6. Mais encore, comment l'ange le persuade-t -il ? Ecoutez et admirez la sagesse de ses paroles. Il approcha et dit : « Joseph, fils de David, ne crains pas de regarder Marie, ta femme. » Dès l'abord il mentionne David, dont le Christ devait naître ; il dissipe ainsi le trouble du juste, en lui rappelant par le nom des aïeux la promesse faite à la race entière. Pour quel motif cependant l'appelle-t- il fils de David ? « Ne crains pas. » Telle n'a pas été dans d'autres circonstances la conduite de Dieu : envers celui qui méditait sur la femme d'Abraham de coupables projets, il usa des plus terribles menaces, bien que l'ignorance fût encore là le principe de tout, puisque le ravisseur ne savait pas ce qu'était Sara. Dieu procédait alors par la terreur ; il agit ici par des moyens contraires. C'est que les événements qui s'accomplissaient étaient d'une grandeur incomparable, et qu'il existait une grande différence entre les deux hommes. Voilà pourquoi cette fois la menace était inutile. En disant : « Ne crains pas, » il montre que le juste a peur d'offenser Dieu en gardant une femme adultère. Si cela n'eût pas été, il n'eût pas songé à la renvoyer. Tout prouve donc que le messager vient du ciel, puisqu'il expose el met à nu les pensées et les angoisses renfermées dans le cœur de Joseph. Il ne s'en tient pas à prononcer le nom de Vierge ; il ajoute : « Ta femme ; » et c'est une qualification qu'il ne lui eût pas donnée, supposé qu'elle nit criminelle. Femme veut dire épouse dans ce cas, tout comme ailleurs l'Ecriture appelle gendres de simples fiancés, avant que le mariage ait eu lieu. Que signifie cette parole : « Recevoir ? » — Garder dans sa demeure ; car dans son esprit Joseph l'avait déjà renvoyée. — Reviens sur ta détermination, garde la femme que Dieu te donne, et que tu ne tiens pas précisément de sa famille. Il te la donne, non comme ta femme, mais comme un dépôt sacré ; et c'est par ma voix qu'il te la donne. — Elle est maintenant confiée à Joseph, de même que plus tard elle sera confiée par le Christ au disciple bien-aimé.

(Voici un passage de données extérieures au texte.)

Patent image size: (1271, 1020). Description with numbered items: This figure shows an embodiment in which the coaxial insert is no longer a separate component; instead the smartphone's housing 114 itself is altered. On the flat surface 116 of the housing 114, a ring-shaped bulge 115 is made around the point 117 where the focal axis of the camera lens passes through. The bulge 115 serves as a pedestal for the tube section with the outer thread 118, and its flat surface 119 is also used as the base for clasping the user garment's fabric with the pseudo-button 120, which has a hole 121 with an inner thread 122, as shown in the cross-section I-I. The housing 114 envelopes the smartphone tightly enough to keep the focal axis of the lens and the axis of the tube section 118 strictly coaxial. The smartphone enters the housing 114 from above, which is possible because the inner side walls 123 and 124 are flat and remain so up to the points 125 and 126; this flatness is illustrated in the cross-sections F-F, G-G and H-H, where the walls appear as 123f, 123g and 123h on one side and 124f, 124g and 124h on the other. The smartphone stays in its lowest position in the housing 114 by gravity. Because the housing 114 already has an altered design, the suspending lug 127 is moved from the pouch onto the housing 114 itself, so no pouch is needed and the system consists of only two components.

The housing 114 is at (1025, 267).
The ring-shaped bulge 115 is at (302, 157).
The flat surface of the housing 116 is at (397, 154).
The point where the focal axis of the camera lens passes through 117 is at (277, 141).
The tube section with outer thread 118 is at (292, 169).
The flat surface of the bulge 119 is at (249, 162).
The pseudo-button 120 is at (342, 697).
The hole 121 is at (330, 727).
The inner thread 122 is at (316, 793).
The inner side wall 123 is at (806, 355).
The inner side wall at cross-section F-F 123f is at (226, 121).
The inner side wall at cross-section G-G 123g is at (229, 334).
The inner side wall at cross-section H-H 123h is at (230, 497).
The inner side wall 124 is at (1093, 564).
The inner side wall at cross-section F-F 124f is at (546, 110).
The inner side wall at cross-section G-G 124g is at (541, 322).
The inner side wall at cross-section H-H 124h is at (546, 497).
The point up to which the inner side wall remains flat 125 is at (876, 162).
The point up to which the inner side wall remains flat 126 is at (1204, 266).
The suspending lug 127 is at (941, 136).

Puis se servant de termes voilés, ne mentionnant pas même le soupçon odieux , l'ange le dissipe néanmoins, en signalant d'une manière plus noble la cause de la conception, et montrant au juste qu'il doit retenir Marie et la garder dans sa maison, pour le motif même qui le faisait trembler et songer à la renvoyer : c'est ainsi qu'il fait radicalement disparaître tout sujet de tristesse. -- Non-seulement, lui dit-il, elle est pure de tout commerce criminel, mais encore elle porte en elle un fruit divin. Ne te borne donc pas à déposer toute crainte, livre-toi sans réserve à la joie; « car ce qui est né en elle vient de l’Esprit saint. » Parole étonnante, qui confond tout raisonnement humain et qui s'élève au-dessus des lois de la nature. Comment y croira-t-il, celui qui n'a de ces choses aucune expérience ? Il y croira à cause de ce qu'on vient lui révéler. L'ange avait commencé par dire ce qui se passait dans l'âme de Joseph, ses pensées, ses chagrins, ses craintes, ses projets , afin que le juste s'appuyât là-dessus pour croire au mystère ; et ce n'est pas assez du passé, il lui donne encore l'avenir pour fondement de la foi qu'il réclame : « Elle donnera le jour à un enfant que tu nommeras Jésus.» Parce qu'il vient de l'Esprit saint, tu ne dois pas te persuader que tu n'as aucun concours à donner à l'œuvre providentielle. Etranger à la génération, en face d'une Vierge immaculée, tu dois remplir les devoirs de père ; je te permets de donner un nom à l'enfant, tout en respectant l'honneur de la mère. Oui, c'est toi qui donneras ce nom ; et, bien qu'il ne soit pas ton fils, tu t'acquitteras envers lui des devoirs d'un père. Tu te regarderas comme tel, je te l'ordonne, et déjà quand il faudra lui donner un nom. — Après cela, pour qu'il ne soit pas possible de soupçonner que Joseph est le père de l'enfant, l'ange dit : « Elle donnera le jour à un enfant. » Remarquez la précision de ce langage. Il ne dit pas : Elle te donnera ; non, c'est d'une manière générale qu'il s'exprime ; et dans le fait, ce n'est pas à un homme, c'est au monde entier que cet enfant sera donné.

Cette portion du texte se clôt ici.